Just like owning more than one car would mean more gas, washes, repairs and upkeep, having more than one bank account means more monitoring, maintenance and greater risk of identity theft.
Here’s why you may want to think twice before opening up another account:
Monthly Fees and Separate Policies Can be Complicated
That $5 monthly fee on your checking account adds up to $60 each year. Open up two more accounts at the same rate and the amount triples to a total of $180. Save yourself some extra cash and think twice before opening additional accounts that serve more or less the same purpose.

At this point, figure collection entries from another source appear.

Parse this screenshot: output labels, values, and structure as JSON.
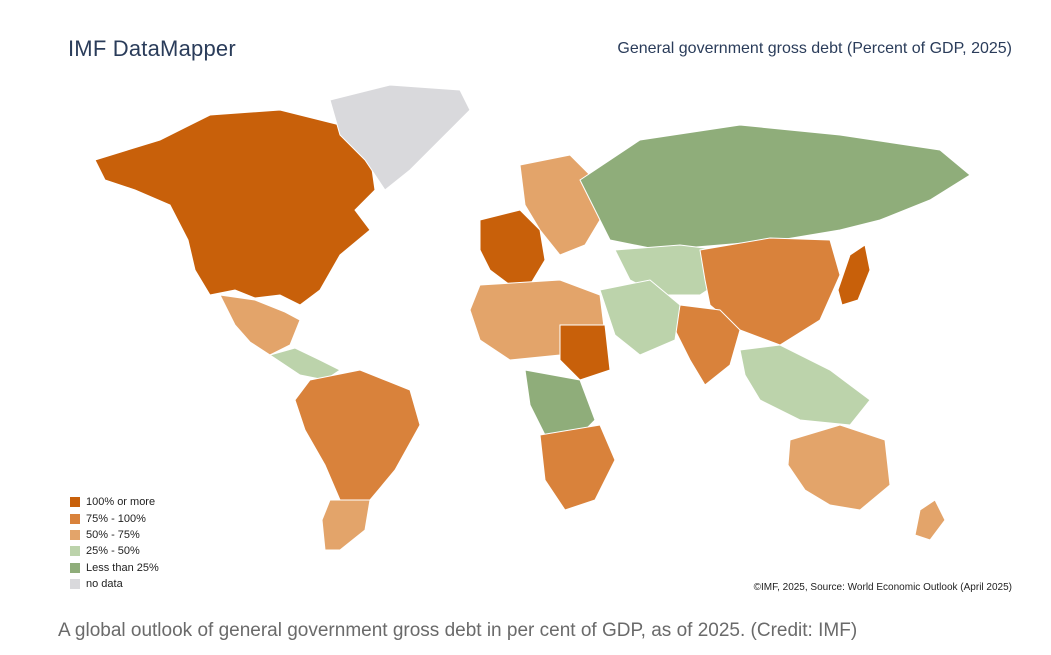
{
  "header": {
    "brand": "IMF DataMapper",
    "map_title": "General government gross debt (Percent of GDP, 2025)"
  },
  "legend": {
    "items": [
      {
        "label": "100% or more",
        "color": "#c8600a"
      },
      {
        "label": "75% - 100%",
        "color": "#d9823b"
      },
      {
        "label": "50% - 75%",
        "color": "#e3a46a"
      },
      {
        "label": "25% - 50%",
        "color": "#bcd3ab"
      },
      {
        "label": "Less than 25%",
        "color": "#8fad7a"
      },
      {
        "label": "no data",
        "color": "#d9d9dc"
      }
    ]
  },
  "source": "©IMF, 2025, Source: World Economic Outlook (April 2025)",
  "caption": "A global outlook of general government gross debt in per cent of GDP, as of 2025. (Credit: IMF)",
  "regions": [
    {
      "name": "north-america",
      "color": "#c8600a"
    },
    {
      "name": "greenland",
      "color": "#d9d9dc"
    },
    {
      "name": "mexico",
      "color": "#e3a46a"
    },
    {
      "name": "central-america",
      "color": "#bcd3ab"
    },
    {
      "name": "brazil",
      "color": "#d9823b"
    },
    {
      "name": "argentina",
      "color": "#e3a46a"
    },
    {
      "name": "western-europe",
      "color": "#c8600a"
    },
    {
      "name": "eastern-europe",
      "color": "#e3a46a"
    },
    {
      "name": "russia",
      "color": "#8fad7a"
    },
    {
      "name": "central-asia",
      "color": "#bcd3ab"
    },
    {
      "name": "china",
      "color": "#d9823b"
    },
    {
      "name": "india",
      "color": "#d9823b"
    },
    {
      "name": "japan",
      "color": "#c8600a"
    },
    {
      "name": "north-africa",
      "color": "#e3a46a"
    },
    {
      "name": "sudan",
      "color": "#c8600a"
    },
    {
      "name": "central-africa",
      "color": "#8fad7a"
    },
    {
      "name": "southern-africa",
      "color": "#d9823b"
    },
    {
      "name": "middle-east",
      "color": "#bcd3ab"
    },
    {
      "name": "southeast-asia",
      "color": "#bcd3ab"
    },
    {
      "name": "australia",
      "color": "#e3a46a"
    },
    {
      "name": "new-zealand",
      "color": "#e3a46a"
    }
  ]
}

Different accounts can also come with different policies, depending on whether you use different banks or different kinds of accounts. It’s easy to get the fine printed rules and regulations for each one mixed up, so if you do decide to open up more than one account you might want to consider using a computer program or tracking system that allows you to keep track of your money with ease.
When Multiple Accounts Are Helpful
If you can find a way to track your money without having to transfer in and out of multiple accounts, having more than one might be useful to separate your savings from your long-term investments, everyday spending money, or other funds.
Software tools like Quicken and financial institutions such as ING Direct can make things easier. Quicken allows you to input many bank accounts and manage your finances without having to consult a financial expert. ING Direct is an Online bank that boasts an interface that allows you to open multiple accounts under a single customer number and pin. This would save you the trouble of memorizing multiple PINs and account numbers with which withdraw or deposit money.